Si le médecin est formé l’échographie thoracique en cabinet peut permettre de faire le diagnostic, avec une sensibilité et une spécificité comparable à celle de la radiographie.
> Quand hospitaliser ?
Chez l’enfant, les critères d’hospitalisation sont les suivant :
- nouveau-né et nourrissons < 6 mois → hospitalisation systématique ;
- troubles hémodynamiques (tachycardie, temps de recoloration cutanée > 3 secondes, marbrures, extrémités froides, hypotension artérielle, signes de sepsis) ;
- signes d’insuffisance respiratoire aiguë : dyspnée, hypoxie (Sat O2 ≤ 90 %), tirage sous-costal marqué, apathie, sueurs, troubles de la conscience ;
- difficultés alimentaires (vomissements, diarrhée profuse, signes de déshydratation) ;
- administration médicamenteuse par voie orale impossible (vomissements, refus) ;
- comorbidités graves associées.
> Quelle antibiothérapie en ambulatoire ? (en l’absence de signes de gravité)

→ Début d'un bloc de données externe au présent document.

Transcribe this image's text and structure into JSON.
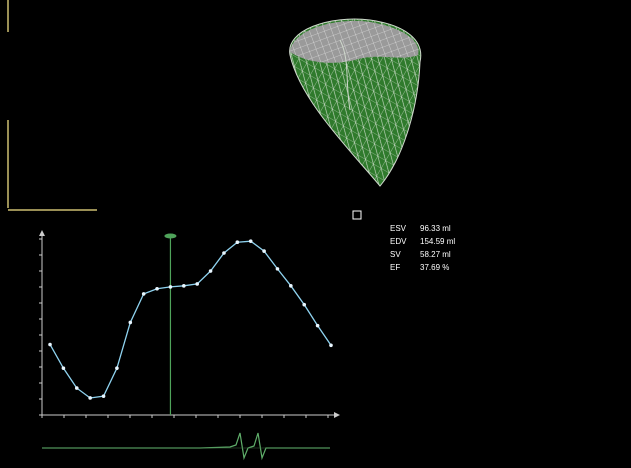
{
  "metrics": [
    {
      "label": "ESV",
      "value": "96.33 ml"
    },
    {
      "label": "EDV",
      "value": "154.59 ml"
    },
    {
      "label": "SV",
      "value": "58.27 ml"
    },
    {
      "label": "EF",
      "value": "37.69 %"
    }
  ],
  "chart_data": {
    "type": "line",
    "x": [
      1,
      2,
      3,
      4,
      5,
      6,
      7,
      8,
      9,
      10,
      11,
      12,
      13,
      14,
      15,
      16,
      17,
      18,
      19,
      20,
      21,
      22
    ],
    "series": [
      {
        "color": "#8fd3f0",
        "values": [
          116.2,
          107.4,
          100.0,
          96.33,
          97.0,
          107.4,
          124.4,
          135.0,
          136.9,
          137.6,
          138.0,
          138.7,
          143.5,
          150.2,
          154.2,
          154.59,
          150.9,
          144.3,
          138.0,
          131.0,
          123.2,
          115.9
        ]
      }
    ],
    "xlim": [
      0.4,
      22.3
    ],
    "ylim": [
      90,
      158
    ],
    "marker_x": 10
  }
}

L’antibiothérapie est probabiliste.
• En cas de suspicion de pneumocoque :
- amoxicilline (voie orale) : 80 à 100 mg/kg/jour en 2 prises (sans dépasser 3 g/jour) pendant 5 jours.
Alternative en cas d’allergie de rupture de stock ou d’intolérance alimentaire :
- ceftriaxone (IV or IM) : 50 mg/kg/jour en 1 injection (sans dépasser 2 g/jour) pendant 5 jours.
•Si suspicion de pathogènes atypiques (ou d’échec de l’antibiothérapie à 48-72 heures) :
Les macrolides sont le traitement de référence et sont indiqués en première intention :
- clarithromycine : 15 mg/kg/j soit 1 dose/poids matin et soir (sans dépasser de 1 g/jour) pendant 5 jours.
> Quel suivi ?
•Après 48 à 72 heures de traitement
- En cas d’amélioration clinique, pas de radiographie de contrôle.
Poursuite du traitement pendant 5 jours en tout.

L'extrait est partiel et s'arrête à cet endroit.